The police section is three times larger than police department’s former station on Friend Street. The space includes a detective’s office, interview rooms, a property and evidence room, a training room, and a safe room for victims of crimes such as domestic violence.

It also features a Sally Port to move suspects into and out of the building safely without posing harm to the community at large.

Police Chief Dale McKee had a hand in designing the layout of the police section. He said one of the things they absolutely needed was separate bathrooms for police staff and suspects.

“We had to share a bathroom at our last station,” he explained. “Sometimes, we would go in there and there would be urine or feces all over the floor or the walls.”

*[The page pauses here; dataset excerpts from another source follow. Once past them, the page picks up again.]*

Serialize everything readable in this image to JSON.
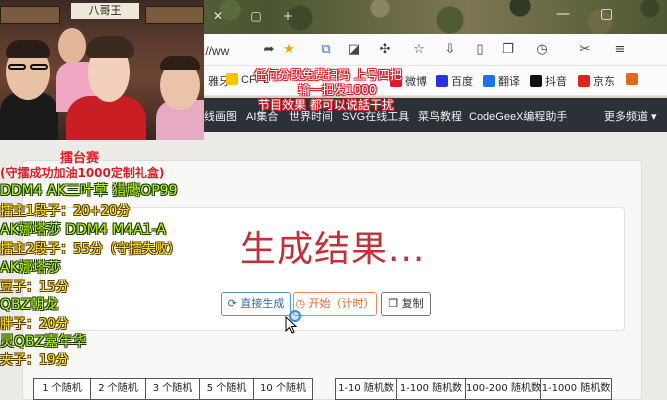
{
  "browser": {
    "url_fragment": "s://ww",
    "window_controls": {
      "minimize": "—",
      "maximize": "▢"
    },
    "tab_plus": "+",
    "bookmarks": [
      {
        "label": "雅牙",
        "color": "#ffffff"
      },
      {
        "label": "CFPL",
        "color": "#f4c400"
      },
      {
        "label": "微博",
        "color": "#e6162d"
      },
      {
        "label": "百度",
        "color": "#2932e1"
      },
      {
        "label": "翻译",
        "color": "#1a73e8"
      },
      {
        "label": "抖音",
        "color": "#111111"
      },
      {
        "label": "京东",
        "color": "#e1251b"
      }
    ],
    "toolbar_icons": [
      "share-icon",
      "star-icon",
      "extension-icon",
      "extension-icon",
      "puzzle-icon",
      "favorites-icon",
      "download-icon",
      "phone-icon",
      "tabs-icon",
      "history-icon",
      "scissors-icon",
      "menu-icon"
    ]
  },
  "site_nav": {
    "items": [
      "线画图",
      "AI集合",
      "世界时间",
      "SVG在线工具",
      "菜鸟教程",
      "CodeGeeX编程助手",
      "更多频道"
    ]
  },
  "main": {
    "result_text": "生成结果...",
    "buttons": {
      "direct": "直接生成",
      "start": "开始（计时）",
      "copy": "复制"
    },
    "grid_left": [
      "1 个随机",
      "2 个随机",
      "3 个随机",
      "5 个随机",
      "10 个随机"
    ],
    "grid_right": [
      "1-10 随机数",
      "1-100 随机数",
      "100-200 随机数",
      "1-1000 随机数"
    ]
  },
  "video_overlay": {
    "sign_text": "八哥王",
    "captions_top": [
      "任何分段免费扫码 上号四把",
      "输一把发1000",
      "节目效果 都可以说話干扰"
    ],
    "ring_title": "擂台赛",
    "ring_subtitle": "(守擂成功加油1000定制礼盒)",
    "lines": [
      {
        "text": "DDM4 AK三叶草 猎鹰OP99",
        "style": "green"
      },
      {
        "text": "擂主1段子：20+20分",
        "style": "yellow"
      },
      {
        "text": "AK娜塔莎 DDM4 M4A1-A",
        "style": "green"
      },
      {
        "text": "擂主2段子：55分（守擂失败）",
        "style": "yellow"
      },
      {
        "text": "AK娜塔莎",
        "style": "green"
      },
      {
        "text": "豆子：15分",
        "style": "yellow"
      },
      {
        "text": "QBZ朝龙",
        "style": "green"
      },
      {
        "text": "胖子：20分",
        "style": "yellow"
      },
      {
        "text": "灵QBZ嘉年华",
        "style": "green"
      },
      {
        "text": "夹子：19分",
        "style": "yellow"
      }
    ]
  },
  "colors": {
    "accent_red": "#c03238",
    "nav_bg": "#2c3138",
    "btn_blue": "#2f6db5",
    "btn_orange": "#d46a2f",
    "caption_green": "#b8f02a",
    "caption_yellow": "#ffe419"
  }
}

Messenger photo by Dedra Cordle
This gym is another one of the amenities in Plain City’s new municipal building. The building also includes a training room for the police department, conference rooms, kitchens, and more.

He said having that separation, as well as having the additional space overall, is a true point of pride for the officers.

“It has been a real morale booster for them,” he said. “They walk into this new facility, and they feel proud.”

He added that construction of the new municipal building is one of the highlights of his long career.

“When I started here more than 25 years ago, our department ran out of a trailer common at a construction site,” he said. “We used to joke that someone would hitch us to the back of their truck and pull us away while we were inside.”

He, along with Cahall, said they are grateful to the community for helping to bring the building to fruition.

“It wouldn’t have been possible without their support,” McKee said.